Carol believes her abuse began when she was 5. Years of psychiatric help and attempts to recover memories haven’t yielded much more. But a fact from her past lingers: “I believe that mine stopped when Dad started abusing my brother.”

At 23, Carol bottomed out when she tried to kill herself. She would find herself drawn to religion.

She now serves as regional director for Catholic Social Services of West Alabama, providing food, counseling and financial assistance to predominantly low-income families.

“Did the sex abuse end up being a part of why this lifestyle ended up being the right one for me?” said Carol, now 62. “I can’t say it wasn’t.”

Other jobs

When the Scouts removed him from their ranks, Brandon Gray took a position as the executive director of the American Cancer Society in Bergen County, N.J. But he would be sued for redirecting checks intended for the society into his own bank account, according to a 1977 account in the New York Times.

Gray later went on to work for a law firm in San Diego, and for a brief time lived in Kansas City, Mo.
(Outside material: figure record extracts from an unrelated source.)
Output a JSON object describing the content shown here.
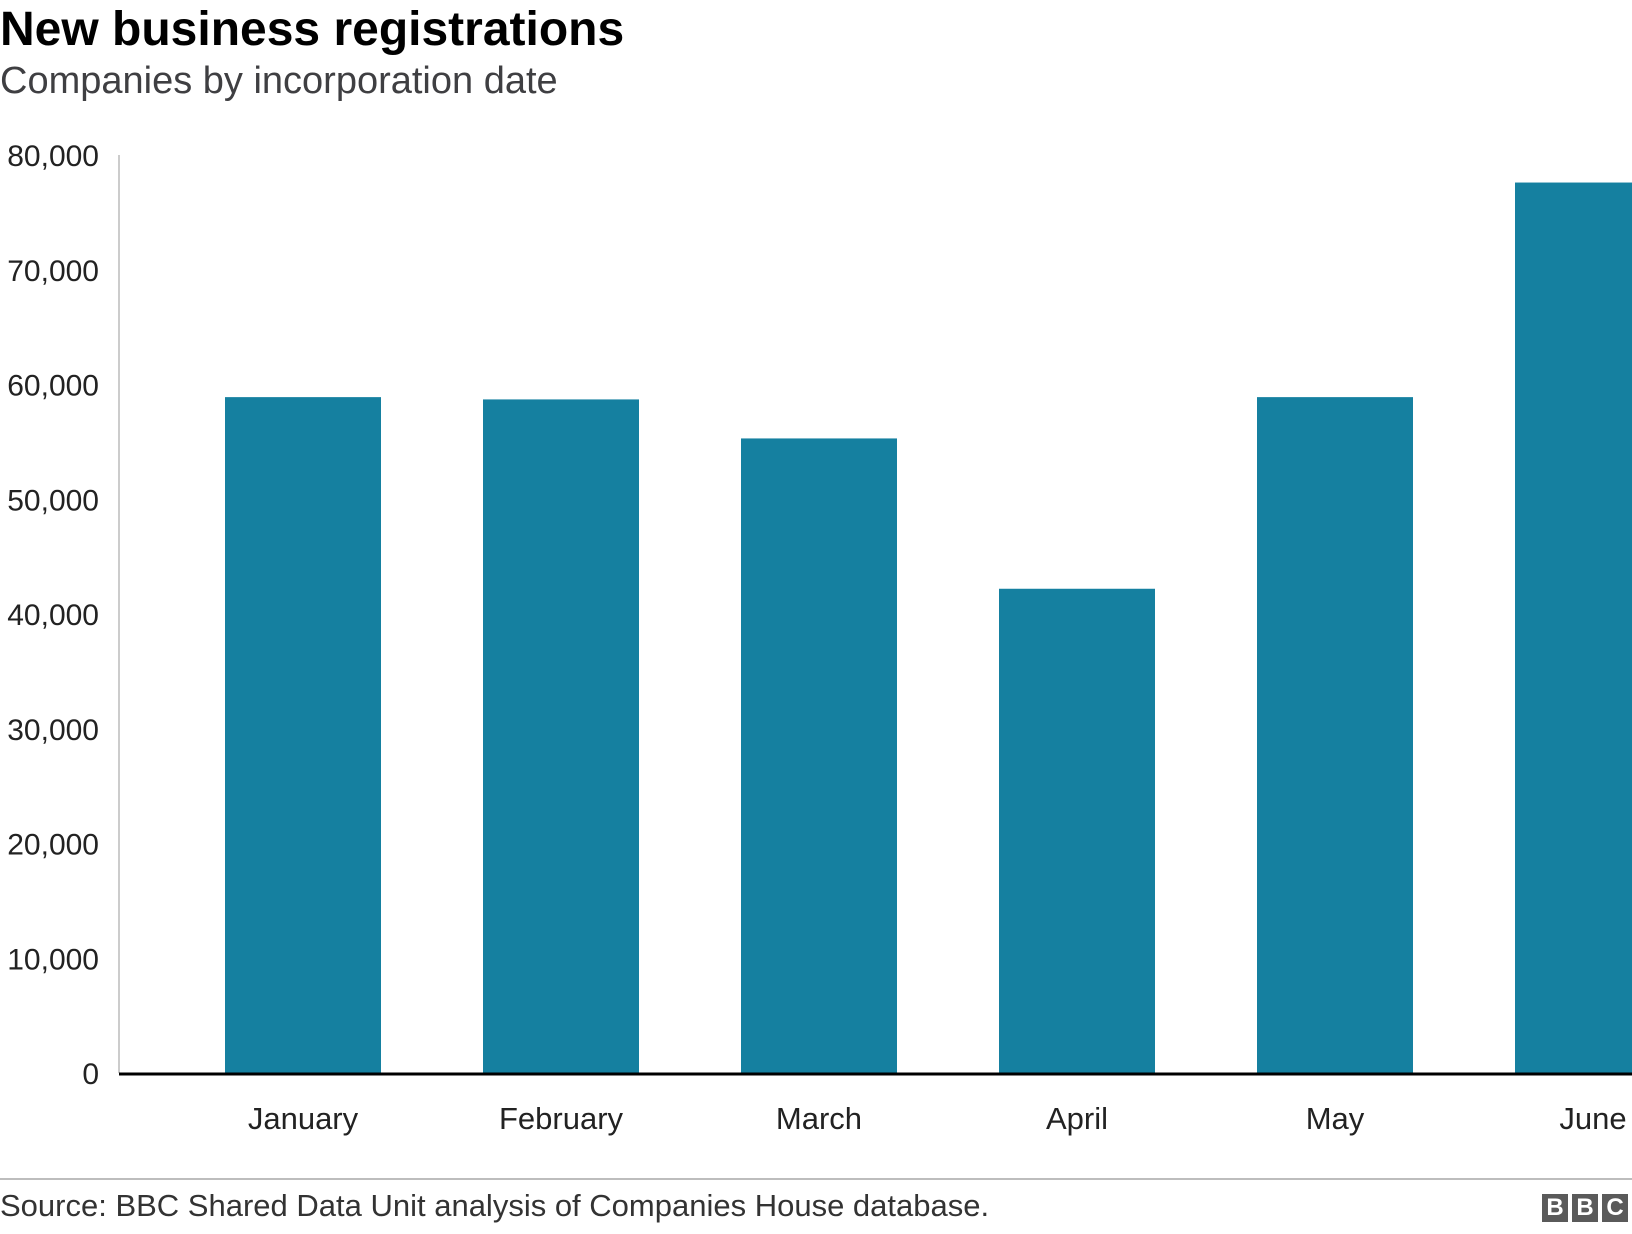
{
  "chart_data": {
    "type": "bar",
    "title": "New business registrations",
    "subtitle": "Companies by incorporation date",
    "xlabel": "",
    "ylabel": "",
    "categories": [
      "January",
      "February",
      "March",
      "April",
      "May",
      "June"
    ],
    "values": [
      58900,
      58700,
      55300,
      42200,
      58900,
      77600
    ],
    "ylim": [
      0,
      80000
    ],
    "yticks": [
      0,
      10000,
      20000,
      30000,
      40000,
      50000,
      60000,
      70000,
      80000
    ],
    "ytick_labels": [
      "0",
      "10,000",
      "20,000",
      "30,000",
      "40,000",
      "50,000",
      "60,000",
      "70,000",
      "80,000"
    ],
    "grid": false,
    "bar_color": "#1580a0"
  },
  "footer": {
    "source": "Source: BBC Shared Data Unit analysis of Companies House database.",
    "logo_letters": [
      "B",
      "B",
      "C"
    ]
  }
}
He left California in 2000 and moved back to New Hampshire. He died in 2004, at the age of 79.

Last October, Carol learned about the “perversion” files from local news accounts. She told Jim. Neither had heard of the Scouts’ files previously. To Jim, they held few surprises, save that the Scouts suspected something was wrong with their father and did enough to protect Scouts, but no one else.

Boy Scouts of America spokesman Deron Smith said in a news release to the AP that sex abuse of children in the 1960s was considered a mental illness, and Scouting policy has changed dramatically since then.

“Consistent with the thinking at the time, Scouting worked with medical counselors and this man’s wife to have him checked into a mental care facility and removed him from Scouting,” Smith said. “The abuse of a child is abhorrent and we extend our deepest apologies to victims and their families, including those, like in this case, who were abused outside of the Scouting program.”